There's just one group at SMS that stays together always - in assemblies, at lunch-time, anytime. They don't even change rooms during the day. That's the class for handicapped students. A bunch of the kids in the class are retarded, and the others have different kinds of problems. Guess where the BSC sat during the assembly? Right behind the special class. The kids in that class took up exactly one row, plus three kids who sat in the aisles in wheelchairs.

Mary Anne had been wrong about the assembly. It wasn't about our dress code, the food fight, or student government. As a surprise, to celebrate something going on at school called Kids' Week, our principal had organized a program for us. For once, it was fun. First a really famous author talked to US about the books she writes. She had traveled all the way from Arizona just to come to SMS.

That made me feel sort of important. Then a songwriter sang a song he had composed about our school. Finally an artist called five teachers onto the stage and drew funny caricatures of them.

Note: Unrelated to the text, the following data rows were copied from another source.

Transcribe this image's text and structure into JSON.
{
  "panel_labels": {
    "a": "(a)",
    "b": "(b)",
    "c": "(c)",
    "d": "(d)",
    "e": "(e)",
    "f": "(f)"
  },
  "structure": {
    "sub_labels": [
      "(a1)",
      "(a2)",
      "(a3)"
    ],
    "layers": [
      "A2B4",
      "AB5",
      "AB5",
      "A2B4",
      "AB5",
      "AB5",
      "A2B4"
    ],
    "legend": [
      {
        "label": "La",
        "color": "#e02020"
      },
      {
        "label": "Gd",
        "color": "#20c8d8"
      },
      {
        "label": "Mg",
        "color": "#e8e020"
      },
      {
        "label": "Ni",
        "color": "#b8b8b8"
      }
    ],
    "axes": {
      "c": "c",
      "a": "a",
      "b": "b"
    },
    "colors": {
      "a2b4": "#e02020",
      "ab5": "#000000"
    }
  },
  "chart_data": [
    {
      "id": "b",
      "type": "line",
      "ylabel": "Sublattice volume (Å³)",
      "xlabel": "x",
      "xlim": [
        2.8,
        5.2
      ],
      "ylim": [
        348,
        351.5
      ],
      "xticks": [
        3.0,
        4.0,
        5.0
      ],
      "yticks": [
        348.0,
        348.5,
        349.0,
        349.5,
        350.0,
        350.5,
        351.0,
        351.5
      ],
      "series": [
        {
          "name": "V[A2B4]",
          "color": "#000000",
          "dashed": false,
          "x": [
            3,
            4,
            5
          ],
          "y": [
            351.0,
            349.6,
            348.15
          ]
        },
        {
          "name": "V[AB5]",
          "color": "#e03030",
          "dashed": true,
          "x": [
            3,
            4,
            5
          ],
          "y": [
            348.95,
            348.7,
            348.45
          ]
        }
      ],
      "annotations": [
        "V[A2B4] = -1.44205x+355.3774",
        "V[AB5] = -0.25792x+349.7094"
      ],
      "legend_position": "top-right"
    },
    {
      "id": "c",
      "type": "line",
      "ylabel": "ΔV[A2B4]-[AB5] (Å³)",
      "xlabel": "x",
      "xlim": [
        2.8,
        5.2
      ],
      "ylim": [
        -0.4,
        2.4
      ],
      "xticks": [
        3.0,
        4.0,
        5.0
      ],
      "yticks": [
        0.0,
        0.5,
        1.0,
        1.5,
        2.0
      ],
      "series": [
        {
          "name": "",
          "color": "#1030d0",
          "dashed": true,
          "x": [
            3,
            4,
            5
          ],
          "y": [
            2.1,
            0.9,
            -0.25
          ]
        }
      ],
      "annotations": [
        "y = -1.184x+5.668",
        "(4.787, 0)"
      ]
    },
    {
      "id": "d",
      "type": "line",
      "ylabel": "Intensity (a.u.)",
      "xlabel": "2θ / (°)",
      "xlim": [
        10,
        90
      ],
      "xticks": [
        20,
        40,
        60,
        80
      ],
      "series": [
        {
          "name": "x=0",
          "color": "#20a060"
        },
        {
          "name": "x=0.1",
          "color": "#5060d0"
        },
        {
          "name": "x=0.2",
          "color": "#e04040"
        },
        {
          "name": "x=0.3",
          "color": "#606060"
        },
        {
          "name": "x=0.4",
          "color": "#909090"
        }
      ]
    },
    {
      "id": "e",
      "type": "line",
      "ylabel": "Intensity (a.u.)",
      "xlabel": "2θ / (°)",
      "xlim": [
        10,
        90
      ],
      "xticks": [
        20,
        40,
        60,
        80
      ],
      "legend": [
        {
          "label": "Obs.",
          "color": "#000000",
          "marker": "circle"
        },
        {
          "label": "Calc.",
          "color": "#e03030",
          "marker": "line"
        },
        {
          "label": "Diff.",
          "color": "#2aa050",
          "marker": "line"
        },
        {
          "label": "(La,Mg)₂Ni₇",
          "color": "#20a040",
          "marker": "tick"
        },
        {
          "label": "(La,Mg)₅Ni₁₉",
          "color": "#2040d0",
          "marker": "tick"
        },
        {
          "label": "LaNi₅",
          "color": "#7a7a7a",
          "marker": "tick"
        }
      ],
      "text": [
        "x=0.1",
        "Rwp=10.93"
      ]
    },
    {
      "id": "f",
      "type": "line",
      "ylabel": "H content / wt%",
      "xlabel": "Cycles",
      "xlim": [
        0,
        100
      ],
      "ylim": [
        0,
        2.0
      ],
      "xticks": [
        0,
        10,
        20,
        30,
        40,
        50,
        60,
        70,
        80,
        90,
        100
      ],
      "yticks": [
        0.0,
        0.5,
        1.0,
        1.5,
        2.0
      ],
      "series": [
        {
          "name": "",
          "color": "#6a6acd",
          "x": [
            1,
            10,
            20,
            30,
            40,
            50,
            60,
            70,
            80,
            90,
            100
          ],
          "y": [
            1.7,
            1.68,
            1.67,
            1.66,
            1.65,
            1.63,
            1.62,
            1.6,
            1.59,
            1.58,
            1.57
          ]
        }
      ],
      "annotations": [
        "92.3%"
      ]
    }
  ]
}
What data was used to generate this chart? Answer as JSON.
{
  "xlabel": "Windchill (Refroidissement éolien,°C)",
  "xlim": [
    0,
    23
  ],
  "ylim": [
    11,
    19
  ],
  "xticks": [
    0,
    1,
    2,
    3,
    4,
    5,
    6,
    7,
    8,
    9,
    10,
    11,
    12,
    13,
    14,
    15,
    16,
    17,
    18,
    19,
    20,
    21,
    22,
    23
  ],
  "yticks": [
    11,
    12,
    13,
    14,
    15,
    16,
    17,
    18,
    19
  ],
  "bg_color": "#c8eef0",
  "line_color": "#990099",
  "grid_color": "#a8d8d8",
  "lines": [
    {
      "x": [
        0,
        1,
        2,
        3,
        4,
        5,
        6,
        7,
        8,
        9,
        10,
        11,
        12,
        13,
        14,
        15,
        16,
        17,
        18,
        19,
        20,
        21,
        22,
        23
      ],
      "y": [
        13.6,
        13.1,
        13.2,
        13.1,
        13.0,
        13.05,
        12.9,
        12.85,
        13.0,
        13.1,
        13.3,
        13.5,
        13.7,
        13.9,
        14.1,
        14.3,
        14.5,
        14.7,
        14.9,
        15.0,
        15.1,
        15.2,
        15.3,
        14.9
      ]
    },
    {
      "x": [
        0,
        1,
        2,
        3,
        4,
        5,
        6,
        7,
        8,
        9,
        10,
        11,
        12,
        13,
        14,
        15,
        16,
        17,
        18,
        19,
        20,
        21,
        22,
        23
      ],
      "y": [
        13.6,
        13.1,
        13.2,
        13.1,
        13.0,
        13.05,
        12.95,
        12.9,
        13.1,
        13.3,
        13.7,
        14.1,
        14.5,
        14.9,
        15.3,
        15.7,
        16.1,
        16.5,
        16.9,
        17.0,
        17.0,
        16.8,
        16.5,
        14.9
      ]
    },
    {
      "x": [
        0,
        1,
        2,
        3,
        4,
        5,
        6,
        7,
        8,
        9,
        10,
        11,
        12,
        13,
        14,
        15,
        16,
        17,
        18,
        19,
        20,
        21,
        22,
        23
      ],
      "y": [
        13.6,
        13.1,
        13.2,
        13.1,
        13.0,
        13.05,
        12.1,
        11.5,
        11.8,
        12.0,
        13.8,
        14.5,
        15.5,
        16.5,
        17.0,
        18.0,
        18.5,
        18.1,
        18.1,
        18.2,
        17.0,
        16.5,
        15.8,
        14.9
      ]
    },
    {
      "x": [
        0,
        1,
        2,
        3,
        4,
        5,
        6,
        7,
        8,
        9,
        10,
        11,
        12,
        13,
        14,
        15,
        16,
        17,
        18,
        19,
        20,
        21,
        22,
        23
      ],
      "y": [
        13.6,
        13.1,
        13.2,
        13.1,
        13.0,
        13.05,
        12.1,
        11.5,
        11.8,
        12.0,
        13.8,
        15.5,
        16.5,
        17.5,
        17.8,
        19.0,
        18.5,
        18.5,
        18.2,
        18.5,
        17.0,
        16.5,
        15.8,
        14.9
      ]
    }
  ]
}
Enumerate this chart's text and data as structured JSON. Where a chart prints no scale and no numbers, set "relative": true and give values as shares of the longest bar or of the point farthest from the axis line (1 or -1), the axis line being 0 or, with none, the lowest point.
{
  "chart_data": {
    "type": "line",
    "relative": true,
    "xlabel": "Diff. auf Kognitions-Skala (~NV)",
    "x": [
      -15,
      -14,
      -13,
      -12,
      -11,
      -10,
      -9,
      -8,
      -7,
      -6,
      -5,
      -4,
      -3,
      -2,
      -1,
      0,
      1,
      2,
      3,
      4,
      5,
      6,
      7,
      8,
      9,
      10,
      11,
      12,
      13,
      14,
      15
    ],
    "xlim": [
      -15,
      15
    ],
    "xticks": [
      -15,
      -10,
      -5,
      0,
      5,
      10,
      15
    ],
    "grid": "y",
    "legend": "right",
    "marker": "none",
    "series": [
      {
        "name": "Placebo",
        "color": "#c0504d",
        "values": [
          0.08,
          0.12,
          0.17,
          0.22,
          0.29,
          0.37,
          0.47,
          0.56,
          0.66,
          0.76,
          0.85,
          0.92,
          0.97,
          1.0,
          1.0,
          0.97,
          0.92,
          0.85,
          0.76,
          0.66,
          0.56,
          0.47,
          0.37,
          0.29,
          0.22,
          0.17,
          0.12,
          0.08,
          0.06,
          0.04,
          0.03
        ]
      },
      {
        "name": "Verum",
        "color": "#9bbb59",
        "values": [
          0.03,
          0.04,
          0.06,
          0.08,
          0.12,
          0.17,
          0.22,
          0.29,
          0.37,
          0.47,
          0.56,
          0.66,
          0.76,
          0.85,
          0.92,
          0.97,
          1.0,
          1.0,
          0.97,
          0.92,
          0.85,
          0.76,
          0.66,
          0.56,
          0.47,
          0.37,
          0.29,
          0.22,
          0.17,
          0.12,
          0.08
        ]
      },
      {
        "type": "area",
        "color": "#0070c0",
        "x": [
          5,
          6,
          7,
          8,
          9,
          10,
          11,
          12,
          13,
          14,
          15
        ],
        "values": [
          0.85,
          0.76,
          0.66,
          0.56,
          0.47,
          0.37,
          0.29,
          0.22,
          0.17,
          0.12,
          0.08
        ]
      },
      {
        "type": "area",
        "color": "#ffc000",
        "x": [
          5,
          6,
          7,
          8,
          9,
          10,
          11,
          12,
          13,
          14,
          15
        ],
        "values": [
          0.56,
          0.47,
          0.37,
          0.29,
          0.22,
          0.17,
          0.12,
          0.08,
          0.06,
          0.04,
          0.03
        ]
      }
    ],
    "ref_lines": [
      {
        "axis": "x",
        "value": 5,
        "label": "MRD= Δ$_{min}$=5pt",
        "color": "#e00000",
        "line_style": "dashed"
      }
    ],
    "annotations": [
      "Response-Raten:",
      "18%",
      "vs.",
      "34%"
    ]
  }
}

Did I pay attention to any of this? Barely. And why wasn't 1 paying attention? Not because the program was brain-numbing. For once, it was fascinating - but I couldn't pay attention because I was so busy watching the kids in the class in front of me.

At one end of the row were two of the kids in wheelchairs. (Their chairs were placed one in front of the other so as not to block the aisle and be a fire hazard.) The kid sitting in the front chair couldn't even hold herself up straight. She was strapped in everywhere - her arms strapped to the armrests, her feet to the footrests. Her head was even strapped to the back of the chair. And somehow, she managed to slump anyway. I'd seen her around school before. She tries to talk sometimes but she's harder to understand than our PA system. Her eyes don't focus on anything. She looks like she doesn't have a bone or a muscle in her body. Somebody once told me she has cerebral palsy.